Hey @Dustin_Dier apologies for the challenges and delay here!

The issue that was resolved on Monday was for M0-M5, if you’re having trouble with an M30 on 7.0.2 this must be a separate issue.

Please reach out to me directly at benjamin.flast@mongodb.com or schedule some time directly with Calendly - Benjamin Flast so we can look into what’s going on. I’m sure we can get this sorted out quickly!

(If anyone else is having separate or different challenges please feel free to throw some time on my calendar!)

Best,
Ben

I am trying to query multiple Vector Embeddings with $unionWith

Code:

const documents = await collection
          .aggregate([
            {
              $unionWith: {
                coll: "SearchLeads",
                pipeline: [
                  {
                    $vectorSearch: {
                      queryVector: embedding,
                      path: "industry_embedding",
                      numCandidates: 10000,
                      limit: 30,
                      index: "default",
                    },
                  },
                  {
                    $vectorSearch: {
                      queryVector: embedding,
                      path: "city_embedding",
                      numCandidates: 10000,
                      limit: 30,
                      index: "default",
                    },
                  },
                ],
              },
            },
          ])
          .toArray();

        return documents;

and I am getting this error while searching $vectorSearch is not allowed within a $unionWith’s sub-pipeline reference.

Cluster version: 6.0.13
Tier: M10 (General)

Hi Pratham,

I’m sorry you ran into this issue. We don’t currently support running $vectorSearch within a subpipeline, as noted in the limitations section of our documentation. I believe that previous comment I left that you linked to was mistaken, and have provided a clarification on that thread.

Since this is being actively worked on, I will provide an update directly on this thread once this is supported. In the meantime you should be able to achieve similar behavior by using $search with the knnBeta operator in a subpipeline instead (note that it has different syntax from the $vectorSearch stage but very similar functionality under the hood).

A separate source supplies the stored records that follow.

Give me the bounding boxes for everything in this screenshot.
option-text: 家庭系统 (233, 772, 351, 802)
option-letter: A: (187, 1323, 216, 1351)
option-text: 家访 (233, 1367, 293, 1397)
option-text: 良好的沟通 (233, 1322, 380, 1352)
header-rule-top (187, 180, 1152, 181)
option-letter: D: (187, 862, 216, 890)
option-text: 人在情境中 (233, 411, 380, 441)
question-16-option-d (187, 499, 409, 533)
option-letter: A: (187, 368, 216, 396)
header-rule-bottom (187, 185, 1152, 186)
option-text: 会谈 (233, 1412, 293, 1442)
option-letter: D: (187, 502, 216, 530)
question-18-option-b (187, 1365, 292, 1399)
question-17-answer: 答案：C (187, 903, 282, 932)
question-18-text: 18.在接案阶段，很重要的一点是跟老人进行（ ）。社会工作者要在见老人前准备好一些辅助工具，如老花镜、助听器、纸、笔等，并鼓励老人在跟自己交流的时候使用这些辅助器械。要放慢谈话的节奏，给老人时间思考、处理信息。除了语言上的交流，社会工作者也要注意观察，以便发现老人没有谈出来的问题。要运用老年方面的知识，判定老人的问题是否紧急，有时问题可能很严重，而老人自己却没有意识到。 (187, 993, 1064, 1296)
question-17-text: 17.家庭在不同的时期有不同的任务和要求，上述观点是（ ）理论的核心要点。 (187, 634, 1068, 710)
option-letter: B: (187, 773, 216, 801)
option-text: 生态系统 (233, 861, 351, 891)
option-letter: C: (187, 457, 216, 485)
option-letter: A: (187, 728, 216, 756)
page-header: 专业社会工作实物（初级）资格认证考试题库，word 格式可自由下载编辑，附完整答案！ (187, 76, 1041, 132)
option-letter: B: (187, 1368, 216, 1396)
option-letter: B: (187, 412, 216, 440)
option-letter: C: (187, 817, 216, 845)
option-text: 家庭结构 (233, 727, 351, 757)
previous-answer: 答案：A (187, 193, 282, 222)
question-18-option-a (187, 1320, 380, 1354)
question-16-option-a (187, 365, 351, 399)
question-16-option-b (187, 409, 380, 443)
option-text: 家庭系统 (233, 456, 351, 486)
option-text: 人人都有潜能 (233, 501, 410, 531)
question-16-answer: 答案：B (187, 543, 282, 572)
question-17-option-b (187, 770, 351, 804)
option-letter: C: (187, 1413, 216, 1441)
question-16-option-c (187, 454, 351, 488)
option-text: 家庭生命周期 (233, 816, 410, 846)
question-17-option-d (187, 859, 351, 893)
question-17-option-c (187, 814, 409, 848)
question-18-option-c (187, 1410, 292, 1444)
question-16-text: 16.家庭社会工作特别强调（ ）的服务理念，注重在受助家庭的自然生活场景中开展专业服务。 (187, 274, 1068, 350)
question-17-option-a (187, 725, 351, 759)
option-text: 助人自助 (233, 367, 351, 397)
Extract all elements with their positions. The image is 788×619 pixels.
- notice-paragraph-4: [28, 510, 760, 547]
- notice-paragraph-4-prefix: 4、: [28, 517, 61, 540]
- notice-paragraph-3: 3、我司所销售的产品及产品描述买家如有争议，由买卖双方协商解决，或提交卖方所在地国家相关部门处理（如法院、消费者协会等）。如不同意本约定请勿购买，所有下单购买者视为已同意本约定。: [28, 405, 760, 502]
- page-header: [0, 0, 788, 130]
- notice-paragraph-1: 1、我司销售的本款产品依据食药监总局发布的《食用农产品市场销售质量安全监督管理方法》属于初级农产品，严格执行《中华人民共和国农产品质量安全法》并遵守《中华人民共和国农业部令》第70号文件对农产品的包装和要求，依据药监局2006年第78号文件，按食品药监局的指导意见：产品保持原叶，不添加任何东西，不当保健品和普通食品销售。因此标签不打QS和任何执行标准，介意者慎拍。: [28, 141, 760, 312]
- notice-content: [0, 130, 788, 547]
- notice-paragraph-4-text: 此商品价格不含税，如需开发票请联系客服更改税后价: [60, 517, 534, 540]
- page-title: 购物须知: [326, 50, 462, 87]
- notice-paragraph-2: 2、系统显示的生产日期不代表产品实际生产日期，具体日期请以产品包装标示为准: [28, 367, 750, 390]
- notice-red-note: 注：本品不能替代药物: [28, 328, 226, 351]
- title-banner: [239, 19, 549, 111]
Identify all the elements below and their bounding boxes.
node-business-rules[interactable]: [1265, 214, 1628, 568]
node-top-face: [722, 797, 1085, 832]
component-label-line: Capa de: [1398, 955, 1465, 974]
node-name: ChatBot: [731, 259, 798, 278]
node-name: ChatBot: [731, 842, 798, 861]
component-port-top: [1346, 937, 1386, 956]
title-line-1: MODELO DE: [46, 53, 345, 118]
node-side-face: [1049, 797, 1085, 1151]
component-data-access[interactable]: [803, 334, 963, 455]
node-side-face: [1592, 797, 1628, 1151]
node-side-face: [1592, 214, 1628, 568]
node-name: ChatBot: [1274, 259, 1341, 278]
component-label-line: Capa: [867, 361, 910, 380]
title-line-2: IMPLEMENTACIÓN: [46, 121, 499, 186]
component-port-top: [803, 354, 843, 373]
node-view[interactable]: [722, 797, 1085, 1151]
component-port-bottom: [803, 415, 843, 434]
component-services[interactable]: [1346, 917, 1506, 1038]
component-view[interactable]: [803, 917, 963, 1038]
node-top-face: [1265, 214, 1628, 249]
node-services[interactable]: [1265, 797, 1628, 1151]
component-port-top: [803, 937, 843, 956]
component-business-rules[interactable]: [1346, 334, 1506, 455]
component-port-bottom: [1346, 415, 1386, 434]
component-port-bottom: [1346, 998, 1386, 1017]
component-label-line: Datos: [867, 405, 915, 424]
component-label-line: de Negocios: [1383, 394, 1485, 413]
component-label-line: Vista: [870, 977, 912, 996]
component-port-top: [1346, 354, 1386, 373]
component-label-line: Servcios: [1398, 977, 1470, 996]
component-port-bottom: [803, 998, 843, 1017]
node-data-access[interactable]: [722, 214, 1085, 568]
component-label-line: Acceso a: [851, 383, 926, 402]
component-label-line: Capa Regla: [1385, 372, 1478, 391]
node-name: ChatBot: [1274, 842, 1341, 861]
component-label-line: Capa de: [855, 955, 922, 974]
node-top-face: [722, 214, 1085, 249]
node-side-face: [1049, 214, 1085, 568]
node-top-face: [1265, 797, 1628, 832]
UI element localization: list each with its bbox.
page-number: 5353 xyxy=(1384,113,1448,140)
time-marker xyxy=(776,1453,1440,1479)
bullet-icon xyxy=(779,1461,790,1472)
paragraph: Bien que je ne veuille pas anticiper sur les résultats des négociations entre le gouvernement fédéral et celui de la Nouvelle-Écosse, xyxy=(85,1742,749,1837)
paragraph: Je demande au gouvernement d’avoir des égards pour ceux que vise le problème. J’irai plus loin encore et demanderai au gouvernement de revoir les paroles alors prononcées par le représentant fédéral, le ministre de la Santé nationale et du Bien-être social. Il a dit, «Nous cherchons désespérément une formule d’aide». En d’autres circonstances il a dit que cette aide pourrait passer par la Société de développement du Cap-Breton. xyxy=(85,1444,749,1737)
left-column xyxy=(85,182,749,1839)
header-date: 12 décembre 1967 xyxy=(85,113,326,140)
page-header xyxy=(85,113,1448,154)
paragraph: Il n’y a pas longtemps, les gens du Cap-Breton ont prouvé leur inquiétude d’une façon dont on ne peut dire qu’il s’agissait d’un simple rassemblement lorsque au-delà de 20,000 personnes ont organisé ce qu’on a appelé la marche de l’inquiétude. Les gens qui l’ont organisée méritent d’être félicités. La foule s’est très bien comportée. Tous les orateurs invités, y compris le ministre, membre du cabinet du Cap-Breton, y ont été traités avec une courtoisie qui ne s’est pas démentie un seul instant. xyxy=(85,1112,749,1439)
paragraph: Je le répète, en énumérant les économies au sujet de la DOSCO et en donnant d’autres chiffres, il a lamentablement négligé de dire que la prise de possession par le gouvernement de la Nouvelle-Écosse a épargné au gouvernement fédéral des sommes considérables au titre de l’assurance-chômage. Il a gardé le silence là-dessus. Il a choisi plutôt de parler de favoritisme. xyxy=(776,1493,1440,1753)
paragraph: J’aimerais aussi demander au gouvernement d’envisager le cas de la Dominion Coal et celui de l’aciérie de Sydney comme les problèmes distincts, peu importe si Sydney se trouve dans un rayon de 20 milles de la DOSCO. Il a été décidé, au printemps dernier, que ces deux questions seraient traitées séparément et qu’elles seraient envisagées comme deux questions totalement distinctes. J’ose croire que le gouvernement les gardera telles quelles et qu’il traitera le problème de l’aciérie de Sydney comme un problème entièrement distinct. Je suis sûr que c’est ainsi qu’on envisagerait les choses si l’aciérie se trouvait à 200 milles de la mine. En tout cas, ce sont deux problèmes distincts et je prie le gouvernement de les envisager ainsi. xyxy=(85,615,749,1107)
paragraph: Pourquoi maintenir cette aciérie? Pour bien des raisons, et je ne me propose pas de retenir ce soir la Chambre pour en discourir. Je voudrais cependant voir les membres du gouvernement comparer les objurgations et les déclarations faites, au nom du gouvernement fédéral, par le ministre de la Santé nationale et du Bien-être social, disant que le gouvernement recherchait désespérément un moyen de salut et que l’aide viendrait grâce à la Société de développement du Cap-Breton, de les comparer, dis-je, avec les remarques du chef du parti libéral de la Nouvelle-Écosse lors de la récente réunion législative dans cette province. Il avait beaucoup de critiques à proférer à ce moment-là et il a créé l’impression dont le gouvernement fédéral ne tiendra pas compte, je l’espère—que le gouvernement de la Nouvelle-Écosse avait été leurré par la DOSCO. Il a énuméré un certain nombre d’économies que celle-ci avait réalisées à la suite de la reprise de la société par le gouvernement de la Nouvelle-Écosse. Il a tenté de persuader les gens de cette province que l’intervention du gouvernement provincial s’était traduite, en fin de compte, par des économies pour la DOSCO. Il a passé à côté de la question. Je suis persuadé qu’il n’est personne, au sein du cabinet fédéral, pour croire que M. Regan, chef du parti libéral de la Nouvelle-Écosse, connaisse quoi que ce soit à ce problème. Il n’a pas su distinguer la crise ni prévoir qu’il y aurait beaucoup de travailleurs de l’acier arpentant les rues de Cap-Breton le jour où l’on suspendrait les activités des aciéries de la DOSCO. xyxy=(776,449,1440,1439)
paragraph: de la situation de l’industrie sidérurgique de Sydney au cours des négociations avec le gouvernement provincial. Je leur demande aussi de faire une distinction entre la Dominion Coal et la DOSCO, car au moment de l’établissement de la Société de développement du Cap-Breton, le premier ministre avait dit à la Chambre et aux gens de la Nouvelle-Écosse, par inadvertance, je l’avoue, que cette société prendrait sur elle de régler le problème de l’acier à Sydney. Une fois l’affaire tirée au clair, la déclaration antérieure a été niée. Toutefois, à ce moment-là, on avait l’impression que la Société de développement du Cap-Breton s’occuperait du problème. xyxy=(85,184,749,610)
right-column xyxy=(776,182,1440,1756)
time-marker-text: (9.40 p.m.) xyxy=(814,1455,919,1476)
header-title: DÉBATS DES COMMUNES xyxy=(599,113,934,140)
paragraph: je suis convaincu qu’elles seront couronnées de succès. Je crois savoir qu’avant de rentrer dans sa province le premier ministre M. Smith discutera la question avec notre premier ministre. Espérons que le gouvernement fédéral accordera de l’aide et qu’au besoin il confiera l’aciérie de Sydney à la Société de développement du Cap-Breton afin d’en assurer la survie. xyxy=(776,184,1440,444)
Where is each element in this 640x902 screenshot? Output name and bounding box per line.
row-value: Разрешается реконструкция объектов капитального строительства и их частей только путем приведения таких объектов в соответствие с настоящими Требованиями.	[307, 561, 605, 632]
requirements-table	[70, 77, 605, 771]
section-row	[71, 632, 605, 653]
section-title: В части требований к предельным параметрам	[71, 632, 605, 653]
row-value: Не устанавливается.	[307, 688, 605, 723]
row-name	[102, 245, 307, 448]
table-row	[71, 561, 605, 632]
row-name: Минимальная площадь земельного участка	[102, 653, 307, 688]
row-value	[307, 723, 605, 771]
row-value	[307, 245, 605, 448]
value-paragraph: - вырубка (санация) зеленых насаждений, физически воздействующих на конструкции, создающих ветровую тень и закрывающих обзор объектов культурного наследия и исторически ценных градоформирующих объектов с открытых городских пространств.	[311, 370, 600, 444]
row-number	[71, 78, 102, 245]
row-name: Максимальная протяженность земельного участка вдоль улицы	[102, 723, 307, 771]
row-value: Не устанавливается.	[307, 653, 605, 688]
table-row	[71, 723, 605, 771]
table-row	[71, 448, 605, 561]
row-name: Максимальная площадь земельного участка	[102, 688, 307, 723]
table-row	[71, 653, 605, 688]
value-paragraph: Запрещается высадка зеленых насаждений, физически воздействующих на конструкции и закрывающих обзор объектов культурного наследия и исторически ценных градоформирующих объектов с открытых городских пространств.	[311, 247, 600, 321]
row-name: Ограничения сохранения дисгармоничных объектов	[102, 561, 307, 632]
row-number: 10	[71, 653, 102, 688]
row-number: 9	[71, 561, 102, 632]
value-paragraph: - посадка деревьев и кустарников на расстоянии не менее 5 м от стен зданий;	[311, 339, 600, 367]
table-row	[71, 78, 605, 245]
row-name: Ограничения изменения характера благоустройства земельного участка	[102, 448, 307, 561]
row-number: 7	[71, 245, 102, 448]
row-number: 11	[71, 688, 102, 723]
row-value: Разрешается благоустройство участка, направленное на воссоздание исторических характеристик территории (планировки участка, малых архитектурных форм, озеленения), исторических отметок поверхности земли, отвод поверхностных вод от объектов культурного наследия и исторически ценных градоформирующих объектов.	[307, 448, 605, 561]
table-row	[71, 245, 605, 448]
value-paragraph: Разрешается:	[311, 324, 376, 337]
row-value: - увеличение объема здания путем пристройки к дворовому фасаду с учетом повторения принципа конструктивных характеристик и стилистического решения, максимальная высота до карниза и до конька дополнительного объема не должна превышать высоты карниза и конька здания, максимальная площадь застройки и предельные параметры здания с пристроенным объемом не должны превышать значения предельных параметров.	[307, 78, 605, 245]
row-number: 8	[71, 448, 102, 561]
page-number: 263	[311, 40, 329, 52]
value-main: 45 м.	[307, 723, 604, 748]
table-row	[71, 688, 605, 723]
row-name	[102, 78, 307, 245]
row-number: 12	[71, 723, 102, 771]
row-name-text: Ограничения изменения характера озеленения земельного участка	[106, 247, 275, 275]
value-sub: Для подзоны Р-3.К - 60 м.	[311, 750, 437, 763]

Sorry again for the confusion and inconvenience here, and please let me know if I can help with any other questions you have.

2 Likes

Hi Henry,

Thanks for your help. I am trying to use $search with the knnBeta operator in a sub-pipeline instead with the following syntax

const documents = await collection
          .aggregate([
            {
              $unionWith: {
                coll: "SearchLeads",
                pipeline: [
                  {
                    $search: {
                      index: "default",
                      knnBeta: {
                        vector: embedding,
                        path: "city_embedding",
                        k: 150,
                      },
                    },
                  },
                  {
                    $limit: 50,
                  },
                  {
                    $search: {
                      index: "default",
                      knnBeta: {
                        vector: embedding,
                        path: "industry_embedding",
                        k: 150,
                      },
                    },
                  },
                  {
                    $limit: 50,
                  },
                ],
              },
            },
          ])
          .toArray();

But I am getting the following error:

$_internalSearchMongotRemote is only valid as the first stage in a pipeline

What I want to do:
I have created two embedding in my SearchLeads collection industry_embedding and city_embedding. I want to match the results that contain both industry and city based on the query. How can I achieve this? Appreciate your help.

Hi Pratham,

Thank you for sharing. You must have $search as the first stage in the pipeline, even if executed within a subpipeline. The fix I would suggest for you is to have a first $search stage, then execute a $unionWith which executes the second $search stage as a subpipeline:

const documents = await collection
          .aggregate([
            {
              $search: {
                index: "default",
                knnBeta: {
                  vector: embedding,
                  path: "city_embedding",
                  k: 150,
                },
              },
            },
            {
              $limit: 50,
            },
            {
              $unionWith: {
                coll: "SearchLeads",
                pipeline: [
                  {
                    $search: {
                      index: "default",
                      knnBeta: {
                        vector: embedding,
                        path: "industry_embedding",
                        k: 150,
                      },
                    },
                  },
                  {
                    $limit: 50,
                  },
                ],
              },
            },
          ]).toArray();

Hope this helps and sorry for the delay in response!